A Montespluga nel comune di Madesimo in provincia di Sondrio esiste un comprensorio sciistico senza impianti di risalita: nato dalla collaborazione tra l’associazione bergamasca Asso Orobica e l’agenzia Spia – Games fondata da Tomaso Luzzana con l’idea di promuovere un’idea diversa di turismo in montagna: lento e sostenibile.

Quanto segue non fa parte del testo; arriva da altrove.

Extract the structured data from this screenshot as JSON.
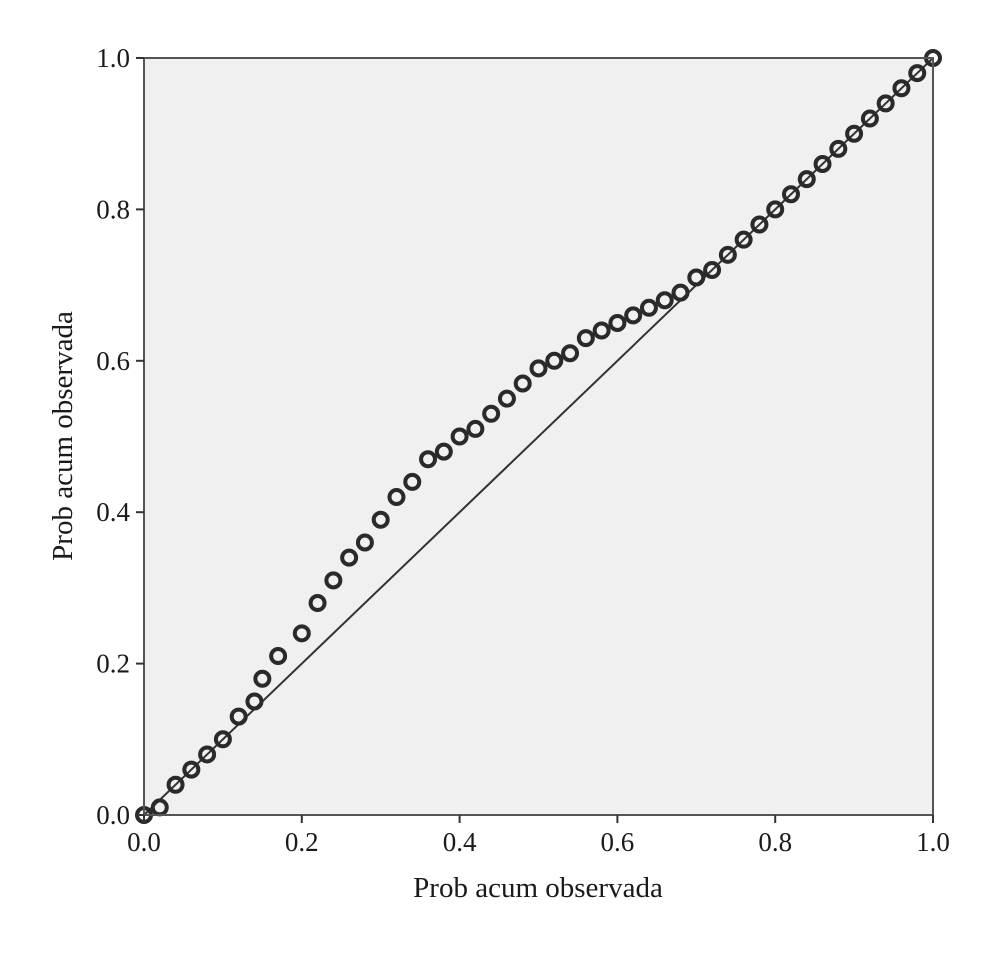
{
  "chart_data": {
    "type": "scatter",
    "title": "",
    "xlabel": "Prob acum observada",
    "ylabel": "Prob acum observada",
    "xlim": [
      0.0,
      1.0
    ],
    "ylim": [
      0.0,
      1.0
    ],
    "x_ticks": [
      "0.0",
      "0.2",
      "0.4",
      "0.6",
      "0.8",
      "1.0"
    ],
    "y_ticks": [
      "0.0",
      "0.2",
      "0.4",
      "0.6",
      "0.8",
      "1.0"
    ],
    "grid": false,
    "legend": "none",
    "plot_background": "#f0f0f0",
    "marker_color": "#2a2a2a",
    "reference_line": {
      "type": "diagonal",
      "from": [
        0.0,
        0.0
      ],
      "to": [
        1.0,
        1.0
      ],
      "color": "#333333"
    },
    "series": [
      {
        "marker": "open-circle",
        "x": [
          0.0,
          0.02,
          0.04,
          0.06,
          0.08,
          0.1,
          0.12,
          0.14,
          0.15,
          0.17,
          0.2,
          0.22,
          0.24,
          0.26,
          0.28,
          0.3,
          0.32,
          0.34,
          0.36,
          0.38,
          0.4,
          0.42,
          0.44,
          0.46,
          0.48,
          0.5,
          0.52,
          0.54,
          0.56,
          0.58,
          0.6,
          0.62,
          0.64,
          0.66,
          0.68,
          0.7,
          0.72,
          0.74,
          0.76,
          0.78,
          0.8,
          0.82,
          0.84,
          0.86,
          0.88,
          0.9,
          0.92,
          0.94,
          0.96,
          0.98,
          1.0
        ],
        "y": [
          0.0,
          0.01,
          0.04,
          0.06,
          0.08,
          0.1,
          0.13,
          0.15,
          0.18,
          0.21,
          0.24,
          0.28,
          0.31,
          0.34,
          0.36,
          0.39,
          0.42,
          0.44,
          0.47,
          0.48,
          0.5,
          0.51,
          0.53,
          0.55,
          0.57,
          0.59,
          0.6,
          0.61,
          0.63,
          0.64,
          0.65,
          0.66,
          0.67,
          0.68,
          0.69,
          0.71,
          0.72,
          0.74,
          0.76,
          0.78,
          0.8,
          0.82,
          0.84,
          0.86,
          0.88,
          0.9,
          0.92,
          0.94,
          0.96,
          0.98,
          1.0
        ]
      }
    ]
  }
}
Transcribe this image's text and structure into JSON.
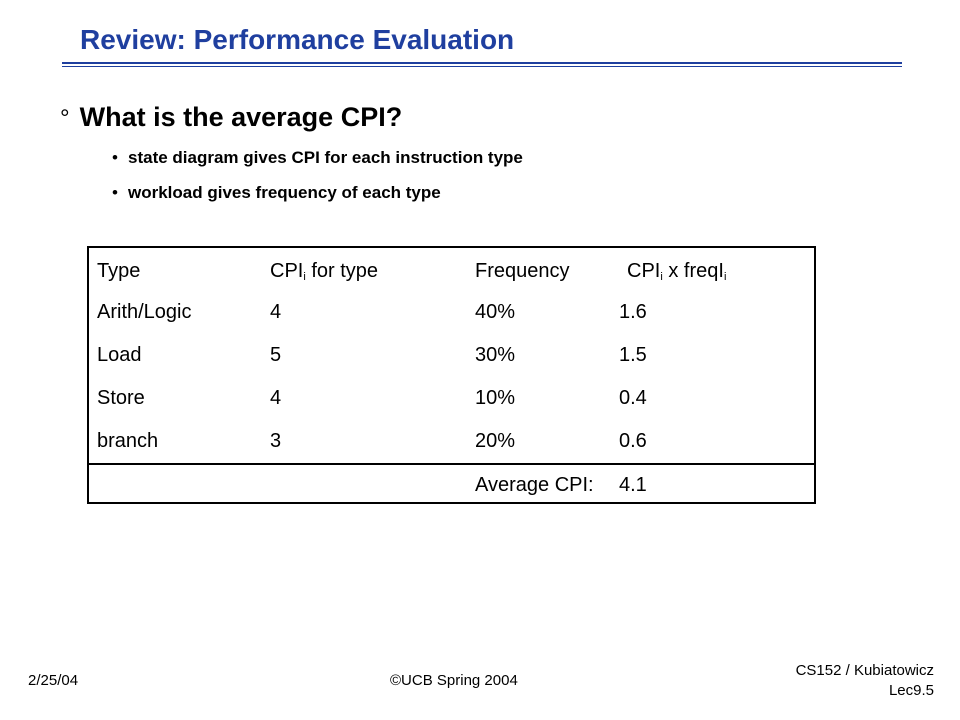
{
  "slide": {
    "title": "Review: Performance Evaluation",
    "main_bullet_mark": "°",
    "main_question": "What is the average CPI?",
    "sub_bullets": [
      "state diagram gives CPI for each instruction type",
      "workload gives frequency of each type"
    ]
  },
  "table": {
    "headers": {
      "type": "Type",
      "cpi_main": "CPI",
      "cpi_sub": "i",
      "cpi_rest": " for type",
      "frequency": "Frequency",
      "product_main": "CPI",
      "product_sub1": "i",
      "product_mid": " x freqI",
      "product_sub2": "i"
    },
    "rows": [
      {
        "type": "Arith/Logic",
        "cpi": "4",
        "frequency": "40%",
        "product": "1.6"
      },
      {
        "type": "Load",
        "cpi": "5",
        "frequency": "30%",
        "product": "1.5"
      },
      {
        "type": "Store",
        "cpi": "4",
        "frequency": "10%",
        "product": "0.4"
      },
      {
        "type": "branch",
        "cpi": "3",
        "frequency": "20%",
        "product": "0.6"
      }
    ],
    "summary_label": "Average CPI:",
    "summary_value": "4.1"
  },
  "footer": {
    "date": "2/25/04",
    "copyright": "©UCB Spring 2004",
    "course": "CS152 / Kubiatowicz",
    "lecture": "Lec9.5"
  }
}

A Montespluga l’obiettivo dei promotori di Homeland è avvicinare le persone allo scialpinismo e allo splitboarding (la tavola da snowboard divisa verticalmente a metà) in maniera differente dal solito. Homeland offre servizi di formazione, noleggio dell’attrezzatura e corsi con guide alpine, sia in estate che in inverno. In primavera, invece, l’associazione Asso Orobica organizza lo “Skialp Fest”, festival con escursioni, ciaspolate, pernottamenti immersivi, talk, cibo, proiezioni, musica e tanto altro. L’accesso all’area del festival è completamente gratuito.

Per partecipare ai test dei prodotti (sci, splitboard, kit accessori sicurezza, scarponi, caschi, occhiali), c’è un biglietto di 20 euro per un giorno e 30 euro per due giorni, che include l’accesso ai test, i gadget degli sponsor e una consumazione.

Le attività di Homeland hanno tutte un unico scopo: insegnare alle persone che esiste un punto di vista consapevole, più autentico e meno impattante di visitare la montagna e praticare attività fisica.

A Montespluga, a tre chilometri dal passo che porta a Splugen, in inverno la strada verso il passo è chiusa, non ci sono alberghi e ristoranti: è un posto magico e incontaminato, dove dominano la natura, la neve e il silenzio.

Uno spazio poco antropizzato, che segue il ritmo della natura: un luogo come esempio perfetto per un diverso tipo di approccio, più rispettoso e orientato alla montagna.